Fourth annual Research Days celebrated

Binghamton University’s fourth-annual Research Days were held April 22-24, featuring a keynote speech, student poster sessions, laboratory visits for area students and more. This year’s theme was sustainability.

“Research Days is a great opportunity to showcase the research that is being done at Binghamton University by faculty and students, and it also gives us a chance to focus on a topic that is very important to our campus and our community,” said Donald Loewen, vice provost for undergraduate education and chair of the organizing committee.

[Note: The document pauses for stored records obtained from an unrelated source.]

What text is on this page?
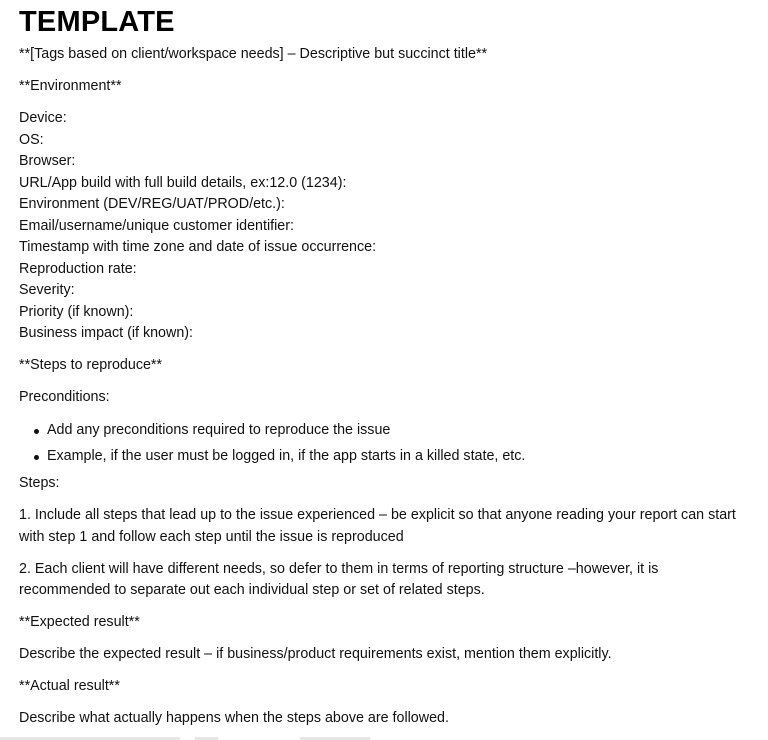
TEMPLATE

**[Tags based on client/workspace needs] – Descriptive but succinct title**

**Environment**

Device:
OS:
Browser:
URL/App build with full build details, ex:12.0 (1234):
Environment (DEV/REG/UAT/PROD/etc.):
Email/username/unique customer identifier:
Timestamp with time zone and date of issue occurrence:
Reproduction rate:
Severity:
Priority (if known):
Business impact (if known):

**Steps to reproduce**

Preconditions:

Add any preconditions required to reproduce the issue
Example, if the user must be logged in, if the app starts in a killed state, etc.

Steps:

1. Include all steps that lead up to the issue experienced – be explicit so that anyone reading your report can start
with step 1 and follow each step until the issue is reproduced
2. Each client will have different needs, so defer to them in terms of reporting structure –however, it is
recommended to separate out each individual step or set of related steps.

**Expected result**

Describe the expected result – if business/product requirements exist, mention them explicitly.

**Actual result**

Describe what actually happens when the steps above are followed.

In addition to a keynote address by food activist and author Raj Patel, Research Days included two student poster presentations where undergraduate and graduate students from all academic disciplines showcased their research. More than 100 students participated this year, up from around 80 in 2014.

Binghamton faculty were invited to introduce students to their scholarly work during classes April 22-24, and several researchers opened their labs to area middle and high school students.

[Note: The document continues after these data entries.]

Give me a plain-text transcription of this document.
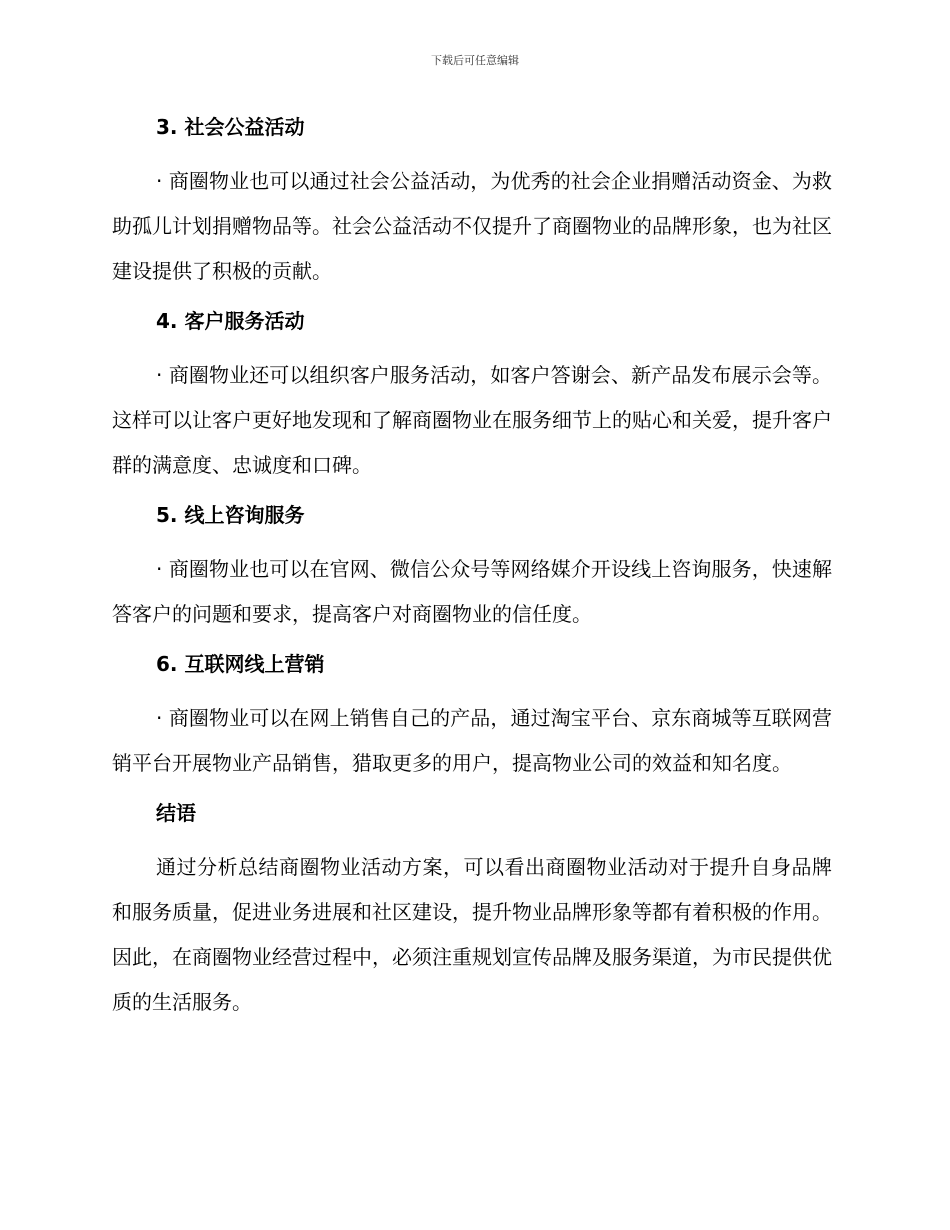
下载后可任意编辑
3. 社会公益活动

· 商圈物业也可以通过社会公益活动，为优秀的社会企业捐赠活动资金、为救助孤儿计划捐赠物品等。社会公益活动不仅提升了商圈物业的品牌形象，也为社区建设提供了积极的贡献。

4. 客户服务活动

· 商圈物业还可以组织客户服务活动，如客户答谢会、新产品发布展示会等。这样可以让客户更好地发现和了解商圈物业在服务细节上的贴心和关爱，提升客户群的满意度、忠诚度和口碑。

5. 线上咨询服务

· 商圈物业也可以在官网、微信公众号等网络媒介开设线上咨询服务，快速解答客户的问题和要求，提高客户对商圈物业的信任度。

6. 互联网线上营销

· 商圈物业可以在网上销售自己的产品，通过淘宝平台、京东商城等互联网营销平台开展物业产品销售，猎取更多的用户，提高物业公司的效益和知名度。

结语

通过分析总结商圈物业活动方案，可以看出商圈物业活动对于提升自身品牌和服务质量，促进业务进展和社区建设，提升物业品牌形象等都有着积极的作用。因此，在商圈物业经营过程中，必须注重规划宣传品牌及服务渠道，为市民提供优质的生活服务。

Patel’s talk, titled “Stuffed & Starved: The Hidden Battle for the World Food System,” kicked off the three-day celebration of research with a question: “What is the most important agricultural technology?”

Possible answers included the plow, fencing, the seed drill, inorganic fertilizer and genetically modified crops. While the audience seemed to veer toward inorganic fertilizer, Patel said fencing was the correct response “because it’s the reason we have the others.”

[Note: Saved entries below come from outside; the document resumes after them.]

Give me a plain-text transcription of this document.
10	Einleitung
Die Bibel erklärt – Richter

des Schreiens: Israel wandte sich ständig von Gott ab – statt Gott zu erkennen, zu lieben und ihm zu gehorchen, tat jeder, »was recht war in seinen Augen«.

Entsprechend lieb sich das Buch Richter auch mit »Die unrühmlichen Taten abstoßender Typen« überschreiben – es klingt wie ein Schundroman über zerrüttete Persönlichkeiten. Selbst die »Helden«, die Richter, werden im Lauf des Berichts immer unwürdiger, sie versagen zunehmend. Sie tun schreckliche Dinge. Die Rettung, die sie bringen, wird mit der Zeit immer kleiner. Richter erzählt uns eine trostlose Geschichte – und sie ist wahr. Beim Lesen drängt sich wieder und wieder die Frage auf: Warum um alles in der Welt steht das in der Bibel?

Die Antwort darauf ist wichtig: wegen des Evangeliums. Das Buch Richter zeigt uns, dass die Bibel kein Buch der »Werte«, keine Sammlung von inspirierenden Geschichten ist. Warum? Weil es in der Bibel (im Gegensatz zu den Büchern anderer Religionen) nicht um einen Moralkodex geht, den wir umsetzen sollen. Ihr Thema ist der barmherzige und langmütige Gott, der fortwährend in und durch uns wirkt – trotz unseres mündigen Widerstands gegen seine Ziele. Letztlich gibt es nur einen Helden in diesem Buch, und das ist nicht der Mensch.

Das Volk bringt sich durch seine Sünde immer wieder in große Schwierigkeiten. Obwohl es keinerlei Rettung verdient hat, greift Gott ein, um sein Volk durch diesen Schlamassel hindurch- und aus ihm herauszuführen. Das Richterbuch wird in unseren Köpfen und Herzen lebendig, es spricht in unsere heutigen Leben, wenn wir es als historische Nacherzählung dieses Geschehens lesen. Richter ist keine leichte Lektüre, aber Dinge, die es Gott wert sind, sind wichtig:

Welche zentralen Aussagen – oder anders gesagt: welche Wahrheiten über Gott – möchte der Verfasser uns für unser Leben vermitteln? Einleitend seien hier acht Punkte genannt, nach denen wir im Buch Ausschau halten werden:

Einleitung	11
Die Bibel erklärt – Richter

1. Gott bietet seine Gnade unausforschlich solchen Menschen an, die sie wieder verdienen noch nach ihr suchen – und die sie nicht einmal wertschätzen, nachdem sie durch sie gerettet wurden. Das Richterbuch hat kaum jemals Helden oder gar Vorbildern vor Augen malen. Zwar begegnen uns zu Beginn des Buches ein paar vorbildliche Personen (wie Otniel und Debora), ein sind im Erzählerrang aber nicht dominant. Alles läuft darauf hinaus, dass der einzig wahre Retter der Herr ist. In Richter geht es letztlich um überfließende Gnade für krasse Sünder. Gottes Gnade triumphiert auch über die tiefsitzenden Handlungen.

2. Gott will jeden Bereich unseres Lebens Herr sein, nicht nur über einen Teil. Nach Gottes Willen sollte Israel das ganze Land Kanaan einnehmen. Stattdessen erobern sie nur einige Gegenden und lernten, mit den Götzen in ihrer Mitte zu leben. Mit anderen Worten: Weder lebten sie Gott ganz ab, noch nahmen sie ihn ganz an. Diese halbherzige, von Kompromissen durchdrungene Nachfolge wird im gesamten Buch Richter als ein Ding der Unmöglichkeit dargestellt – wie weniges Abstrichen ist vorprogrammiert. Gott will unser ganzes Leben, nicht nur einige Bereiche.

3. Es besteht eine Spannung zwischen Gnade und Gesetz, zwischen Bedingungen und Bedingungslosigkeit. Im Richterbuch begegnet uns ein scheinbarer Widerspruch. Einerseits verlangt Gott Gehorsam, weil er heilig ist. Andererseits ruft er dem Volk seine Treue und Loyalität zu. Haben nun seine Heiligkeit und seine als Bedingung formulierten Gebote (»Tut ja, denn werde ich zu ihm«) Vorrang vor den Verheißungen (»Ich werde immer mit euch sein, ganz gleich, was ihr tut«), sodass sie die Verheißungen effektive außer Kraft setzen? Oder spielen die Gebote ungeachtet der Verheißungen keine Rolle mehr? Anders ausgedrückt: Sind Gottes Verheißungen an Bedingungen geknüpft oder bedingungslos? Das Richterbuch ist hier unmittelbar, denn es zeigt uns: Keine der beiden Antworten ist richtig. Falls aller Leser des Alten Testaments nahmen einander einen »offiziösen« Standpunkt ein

When lands were enclosed, “it was a way to pay debts,” he said. “You had the commons where peasants were able to share and manage resources together. To stint. To save. And they learned to hold off using something this year so they could use it the next year.”

Fencing allowed people to survive, he said. “The fencing made possible a way of enclosing the land and returning investments made into it to the owners. And it worked well for some.”

But others were not as fortunate. Land was appropriated as part of an expanding international agricultural system, Patel said, referring to slave rebellions and uprisings against large landowners in the 1700s as demonstrations of “inequality and what can happen when a poor country and rich city clash.”

Our modern food system can be traced to the land enclosures of the 1700s, Patel said. Exhibit A: a McDonalds ad promoting a burger for only $1. But when one considers the labor and the land that went into creating that burger, “all of a sudden a dollar burger has cost $200 to produce, yet we need cheap food.”

The modern food system is part of a cycle of cheap food, work, care, credit, nature and energy in which people are able to survive and work for a living. “The system keeps food prices and wages low, but breaking the cycle is not just about addressing food, it’s also about care.”
Those who can afford it pay for expensive food, but think about other parts of the world. “What about feeding the world?” he asked. “It’s a good and important question to bring to bear.”